Hier werden dir nämlich verschiedene Optionen geboten, um deine Klimaneutralität zu erreichen. Von der Beratung bis zur Lösung steht dir Klimaktiv unterstützend und individuell zur Seite. Dein Unternehmen kann dort direkt seine CO2-Bilanz ermitteln lassen und durch Investitionen in verschiedene Klimaprojekte die Emissionen ausgleichen. Dabei gibt es verschiedene Angebote, so z.B. das Projekt für verbesserte Kochherde und sauberes Trinkwasser in Ruanda, ein kommunales Wiederaufforstungsprojekt in Nicaragua und das Projekt zum Humusaufbau heimischer Böden. 

 

Neben der positiven CO2-Einsparung wird der Fokus außerdem auf einen positiven Einfluss auf regionale Wirtschaft, Bildung und soziale Standards gelegt. Diese Aspekte hängen nämlich weitestgehend zusammen. Durch die Fortbildungen zur nachhaltigen Bewirtschaftung kann in Waldschutz-Projekten für eine nachhaltige Forstwirtschaft gesorgt werden und bei dem Humusaufbau wird regenerative Landwirtschaft gefördert, wodurch der Boden fruchtbarer wird und so eine Stabilität der Lebensmittelversorgung erbringt. 

 


thecompensators*

Eine etwas andere Variante, CO2 zu verringern, zeigen dir thecompensators*. Dieses Projekt macht darauf aufmerksam, dass die EU jährlich knapp zwei Milliarden “Verschmutzungszertifikate”, sogenannte CO2-Zertifikate, an Unternehmen verkauft. Das bedeutet für die Unternehmen, dass sie mithilfe dieses Zertifikats zu einer Tonne CO2 berechtigt werden. Davon gibt es laut thecompensators* aber viel zu viele und der Preis dafür sei zu gering für die ökologischen Folgen. Also was tun? Thecompensators* versuchen daher möglichst viele von diesen Zertifikaten zu kaufen und die Industrien so im Umkehrschluss dazu zu zwingen, ihre Emissionen zu reduzieren.

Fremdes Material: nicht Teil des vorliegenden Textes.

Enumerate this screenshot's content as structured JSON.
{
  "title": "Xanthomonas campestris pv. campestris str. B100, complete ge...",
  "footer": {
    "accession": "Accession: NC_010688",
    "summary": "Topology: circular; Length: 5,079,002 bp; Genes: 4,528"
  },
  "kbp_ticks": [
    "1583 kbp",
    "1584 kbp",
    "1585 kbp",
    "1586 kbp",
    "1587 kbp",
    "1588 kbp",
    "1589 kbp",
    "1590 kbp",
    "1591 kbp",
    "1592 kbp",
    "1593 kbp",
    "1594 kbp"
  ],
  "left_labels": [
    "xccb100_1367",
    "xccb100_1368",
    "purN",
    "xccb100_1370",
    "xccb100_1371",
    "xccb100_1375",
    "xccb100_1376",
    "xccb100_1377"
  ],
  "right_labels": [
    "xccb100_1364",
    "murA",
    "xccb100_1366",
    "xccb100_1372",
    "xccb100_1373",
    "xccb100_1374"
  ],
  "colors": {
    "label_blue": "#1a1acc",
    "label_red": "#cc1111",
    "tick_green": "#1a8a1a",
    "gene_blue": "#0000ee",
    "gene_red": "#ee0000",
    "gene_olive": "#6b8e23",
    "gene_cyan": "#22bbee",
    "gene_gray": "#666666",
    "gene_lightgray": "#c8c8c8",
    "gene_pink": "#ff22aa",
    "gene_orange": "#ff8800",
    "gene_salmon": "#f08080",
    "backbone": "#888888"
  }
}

Ein Zertifikat in der Hand von thecompensators* bedeutet auch eine Tonne weniger CO2 für die Umwelt. Je knapper die Zertifikate auf dem Markt dann werden, desto teurer werden sie auch, wodurch noch mehr Anregungen für die Unternehmen geschaffen werden, klimaneutraler zu agieren. 

 

Die Arbeit wird nur von Ehrenämtern getragen und durch die Art und Weise des Handelns zu einem politischen Statement. Es gibt die Option der simplen Spende bis hin zur Mitgliedschaft. Der Unterschied hier ist, dass durch deine Unterstützung kein Co2 ausgeglichen wird, sondern die Entstehung von noch mehr CO2 verhindert werden soll. Da Europa zu den größten Verursachern der Co2-Ausstöße gehört, ist es sinnvoll auch in Europa für einen geringeren Ausstoß zu sorgen.

 

Durch deine Spende kannst du also den Anreiz auf eine klimafreundlichere Produktion verstärken und somit das Problem der hohen Co2-Emissionen in Europa bei der Wurzel packen. 

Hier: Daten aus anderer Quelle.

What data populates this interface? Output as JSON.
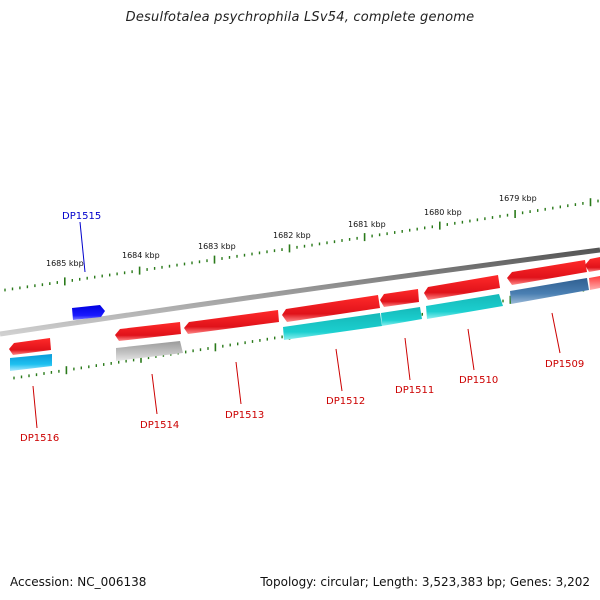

Noch ein Pluspunkt: Das Geld für diese Zertifikate fließt in den Energie- und Klimafonds, der sich z.B. für erneuerbare Energien, energetische Gebäudesanierung und Elektromobilität einsetzt. Somit bewirkt das Kaufen der Co2-Zertifikate zweierlei Vorteile.

 

Wie du siehst, gibt es ganz verschiedene tolle Projekte, die sich für die Klimaneutralität deines Unternehmens oder deiner Firma engagieren. Du hast eine bunte Auswahl an Projekten, die sich auf unterschiedliche Art und Weise für eine grünere Zukunft einsetzen!